Besides the problem of sanitary facilities being non-existent and hand washing impossible on many construction sites, the issue of the organization of their work is foremost in the minds of the workers and must be dealt with urgently. Construction workers work in confined and restricted space which requires the presence of several workers and where even a distance of one metre between workers is hard to achieve. This requires full mobilization of the construction workers and their organizations so that alternatives can be worked out.

This is why on March 18, the two biggest unions of construction workers, the FTQ-Construction and the Quebec Provincial Building Trades Council, demanded that work on construction sites be temporarily suspended so that this work can be done. They are demanding that it be done with the participation of health authorities, the committee that was created by the Labour standards, Pay Equity and Workplace Health and Safety Board (CNESST) to deal with the issue of health and safety on the sites, and with all the stakeholders of the construction industry.

On March 23, the Quebec government announced that it is minimizing all non-priority businesses and services until April 13, including construction sites. Construction firms can only carry out emergency repairs or work needed to ensure safety. Electricians, plumbers and other trades will perform emergency services only, with equipment rental firms maintaining their activities as needed for support.
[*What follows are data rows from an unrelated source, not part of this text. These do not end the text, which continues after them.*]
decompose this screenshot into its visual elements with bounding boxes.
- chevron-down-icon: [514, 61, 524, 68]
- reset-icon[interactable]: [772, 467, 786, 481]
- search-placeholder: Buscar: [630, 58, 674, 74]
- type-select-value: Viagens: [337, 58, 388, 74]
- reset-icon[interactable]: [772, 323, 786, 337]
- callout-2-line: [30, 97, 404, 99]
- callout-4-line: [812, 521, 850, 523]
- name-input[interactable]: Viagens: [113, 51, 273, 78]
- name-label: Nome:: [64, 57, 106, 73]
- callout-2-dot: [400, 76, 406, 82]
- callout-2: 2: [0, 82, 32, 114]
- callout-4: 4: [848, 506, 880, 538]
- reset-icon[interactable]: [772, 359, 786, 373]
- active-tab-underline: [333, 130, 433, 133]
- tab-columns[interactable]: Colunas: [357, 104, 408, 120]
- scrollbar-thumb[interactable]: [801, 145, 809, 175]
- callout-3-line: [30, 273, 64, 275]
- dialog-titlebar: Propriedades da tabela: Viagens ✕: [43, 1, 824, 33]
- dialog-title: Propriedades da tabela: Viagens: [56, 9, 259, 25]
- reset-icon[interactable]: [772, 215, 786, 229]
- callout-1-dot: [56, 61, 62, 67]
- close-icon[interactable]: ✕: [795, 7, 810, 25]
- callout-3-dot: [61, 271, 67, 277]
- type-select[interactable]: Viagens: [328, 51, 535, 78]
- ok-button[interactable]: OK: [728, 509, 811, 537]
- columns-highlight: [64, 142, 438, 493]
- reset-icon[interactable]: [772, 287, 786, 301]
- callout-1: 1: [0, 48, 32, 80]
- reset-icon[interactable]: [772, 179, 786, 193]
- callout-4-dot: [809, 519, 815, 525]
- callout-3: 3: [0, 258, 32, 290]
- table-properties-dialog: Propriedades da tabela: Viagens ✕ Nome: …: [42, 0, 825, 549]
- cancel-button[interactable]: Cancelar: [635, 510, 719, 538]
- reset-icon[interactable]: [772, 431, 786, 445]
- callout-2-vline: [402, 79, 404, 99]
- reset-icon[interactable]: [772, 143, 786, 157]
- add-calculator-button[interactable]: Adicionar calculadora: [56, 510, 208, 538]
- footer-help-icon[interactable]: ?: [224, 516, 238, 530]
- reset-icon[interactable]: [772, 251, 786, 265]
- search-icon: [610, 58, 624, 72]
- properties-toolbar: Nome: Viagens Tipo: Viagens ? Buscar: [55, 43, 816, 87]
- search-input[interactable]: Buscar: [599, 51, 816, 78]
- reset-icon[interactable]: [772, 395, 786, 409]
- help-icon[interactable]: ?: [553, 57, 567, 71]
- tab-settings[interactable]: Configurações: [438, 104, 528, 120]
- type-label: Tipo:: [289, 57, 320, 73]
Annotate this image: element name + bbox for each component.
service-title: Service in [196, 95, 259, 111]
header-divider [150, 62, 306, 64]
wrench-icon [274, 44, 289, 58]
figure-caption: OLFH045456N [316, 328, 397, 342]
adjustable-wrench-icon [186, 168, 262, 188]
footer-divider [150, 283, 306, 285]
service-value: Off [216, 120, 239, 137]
This measure has been presented by the Quebec government as a "pause" but this is not the way construction workers and their unions see what this period should be. They are demanding that this period be one of intensive work so that, when construction sites reopen, measures have been put in place to drastically improve sanitary conditions and deal with the organization of the work so that workers' health and safety is protected.

This is how the General Director of FTQ-Construction Éric Boisjoly described the aim the union had in demanding that activities be temporarily suspended on the construction sites:

"It is currently impossible to meet basic health standards on the vast majority of construction sites in Quebec. In this context, it is irresponsible to continue the work. Our workers are not guinea pigs and cannot continue to work without any protection. You can't improvise with health and safety, you have to have clear measures and make sure they are in place. We must act immediately."